It becomes more and more clear — serving community is serving our mission. In searching for innovative and effective ways to continue to serve our community, we discovered that actively building better ways to share venison is actually a huge unlock for accelerating our mission goals.
For years, we have not been able to address the management needs of smaller private landowners on Maui, their size making USDA harvests too inefficient to feasibly operate.As our food-sharing commitments grow, smaller properties may become the perfect place for Holo 'Ai efforts.
Working with a number of small landowners will both mitigate deer damage specific to each new area as well as accelerate our mission goal of balancing deer numbers across the core population in Upcountry Maui. Because of strict regulations around wild-harvests, all venison harvested in these smaller areas can only be used as food donations.
Building capacity to expand our team and fleet as well as building the relationships that will help expand our Holo 'Ai Program will be no small feat. Food-sharing for the long haul will require many more hands for lifting. And so we are very excited to team up with Elemental Excelerator to take this from idea to execution and to help us achieve our commitments to both people and place, to our community and to our mission both.
The news of our inclusion in Elemental Excelerator’s 12th Cohort is now over a month old, but the gratefulness and excitement we felt on receiving that wonderful news is still with us; a month on and we are still glowing from the beautiful week we spent with our fellow and brilliant cohort leaders in Kahuku, Oʻahu.
Such a storied place is Kahuku. Present-day, she is the stretched-out and fertile headland that forms Oʻahu's northernmost point, but once, as our stories tell, she was detached and adrift out across a coastal submergence from Oʻahu. She was called Kahuku-lewa, Floating Kahuku. Kahuku-lewa was an unstable place and so, in those same stories, Maui, our deified ancestor, using two mythical fishhooks - Pōlou and Kalou - pulled Kahuku-lewa in and fixed the floating island to Oʻahu. In this way, Kahuku was made paʻa — firm and stable.
This is the story that I humbly shared, like the innumerable storytellers before me, when I was invited to offer a wehena, an opening, for Elementalʻs week-long Cohort 12 Kick-off. Standing at Kahuku’s Kuilima Point at sunset, I recounted the tale as an offering to place, but also as a kiʻi, as an image or theme, to hold onto in the week and maybe even the years to come.
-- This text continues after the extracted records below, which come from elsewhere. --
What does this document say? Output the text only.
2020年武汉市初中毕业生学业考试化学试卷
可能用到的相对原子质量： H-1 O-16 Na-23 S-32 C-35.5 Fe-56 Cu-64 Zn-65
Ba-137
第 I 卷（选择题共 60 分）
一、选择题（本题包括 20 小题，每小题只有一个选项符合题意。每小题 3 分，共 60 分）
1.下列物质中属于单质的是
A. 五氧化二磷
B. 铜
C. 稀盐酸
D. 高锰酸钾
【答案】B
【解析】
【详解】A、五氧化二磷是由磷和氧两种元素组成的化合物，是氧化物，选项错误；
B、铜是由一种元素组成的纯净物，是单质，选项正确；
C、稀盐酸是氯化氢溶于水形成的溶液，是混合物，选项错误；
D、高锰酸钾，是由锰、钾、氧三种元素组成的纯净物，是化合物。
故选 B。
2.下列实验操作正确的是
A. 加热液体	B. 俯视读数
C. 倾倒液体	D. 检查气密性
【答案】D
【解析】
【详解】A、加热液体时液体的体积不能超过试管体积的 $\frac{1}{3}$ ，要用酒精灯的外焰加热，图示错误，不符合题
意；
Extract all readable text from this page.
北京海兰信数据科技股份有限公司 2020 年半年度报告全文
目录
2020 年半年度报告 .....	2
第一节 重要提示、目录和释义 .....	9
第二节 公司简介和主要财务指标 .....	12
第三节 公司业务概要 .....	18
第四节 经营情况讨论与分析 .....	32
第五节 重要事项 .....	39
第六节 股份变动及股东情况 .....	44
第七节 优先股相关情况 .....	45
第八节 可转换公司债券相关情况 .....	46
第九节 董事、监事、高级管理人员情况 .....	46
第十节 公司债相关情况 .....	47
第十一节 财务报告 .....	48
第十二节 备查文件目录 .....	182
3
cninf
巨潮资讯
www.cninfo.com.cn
Lewa means to float, to be buoyant physically and also in spirit. This was what I saw in the circle of Cohort 12. I saw bright entrepreneurs aglow with their powerful imaginations and their sturdy hopes for the future, entrepreneurs who have stared down our current ecological reality and, while grounded in the pain that so many of us feel for the degradation we see all around, decided to change their minds, to change the narrative of our doomed trajectory to one of regeneration and then to throw their lives behind it. They brought with them their stories and plans for transformative technologies — re-imaginings of critical resource sourcing, carbon removal, and abundant food systems, each company hoping to meet our ecological challenges with innovations that center community, reduce pollution, restore soil and lower energy costs. It was a humbling week amongst them all, to say the least.
But, like an island afloat, our imaginations and our hopes must find their moors. Lewa also carries a connotation of being unanchored and can be used to describe something that has not yet fully arrived. And this is when we invoke the sweeping drama of Kahuku’s story, of giant fishhooks that pull her closer and closer to O’ahu until, at last, she lands and takes root. With this latest cohort, Elemental is infusing $12.5M into climate solutions, adding our cohort of 15 companies to an existing portfolio of more than 150 investments since 2014, all aimed at radical regeneration of our planet and its future. For Maui Nui, Elemental’s investment will help further connect us, like a proverbial fishing line, to an expanded Holo ‘Ai Program, helping to pull us closer to a sustainable model for long-term food-sharing. That aho, that fishing line, is not only an analogy for capital, of course. Our aho will also be made up of the ties we make within the Elemental community, and, as it has always been, the strong sinews of our own community on Maui, of the working-together that has brought us this far and by which we continue to be pulled forward.
The kiʻi of Kahuku reminds me that we can always make a shift. If we are pessimistic about our futures, we remain adrift. But we can change our minds, we can tell better stories and then, hopefully with some collective pulling, we can ground ourselves and our hopes in action.